The Meaning of the Wave Function
What is the Wave Function?
As Einstein’s blackboard drawing at the fifth Solvay Conference shows us, the wave function propagates like a light wave, but when the particle appears, it is found at a single point P.
In 1905 Einstein's wave was the energy in a light wave radiating out in all directions, but then
instantly gathering all its energy at one location to eject a photoelectron carrying all that energy.
Is this perhaps the origin of seeing the event as a
collapse"? Einstein already in 1905 saw something
nonlocal about the photon and that there is both a wave aspect and a particle aspect to electromagnetic radiation. He will make those aspects more clear and in 1909 describe the wave-particle relationship more clearly than it is usually presented today, with all the confusion about whether photons and electrons are waves or particles or both.
Louis de Broglie in 1924 suggested there is a matter wave associated with any material particle. For
Erwin Schrodinger, the wave was the distributed mass of the electron, or perhaps its "smeared out" charge?
Today the wave is an abstract complex wave function Ψ whose square gives us the probability of finding a particle. Many locations have some probability of being the position until the moment when the particle is found somewhere. At that moment, the probability of its being anywhere else goes instantly to zero.

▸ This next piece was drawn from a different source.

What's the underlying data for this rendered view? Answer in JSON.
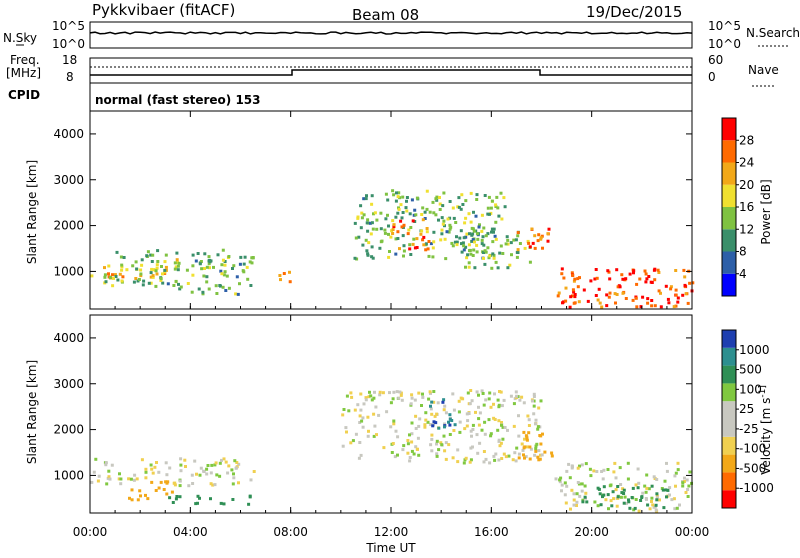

This abrupt change of probability to unity at one location and zero everywhere else has been interpreted as a “collapse.” If the wave had been carrying energy in all directions, or matter/charge as de Broglie and Schrödinger thought, energy and matter would indeed have had to “collapse” to the point.
But
nothing substantial is moving in the "collapse" of an abstract probability to one of many possibilities. Only
immaterial information (our
knowledge ) has changed.
Note that should another particle enter through one of the slits, its wave function Ψ would be the same, since the boundary conditions used to calculate Ψ have not changed.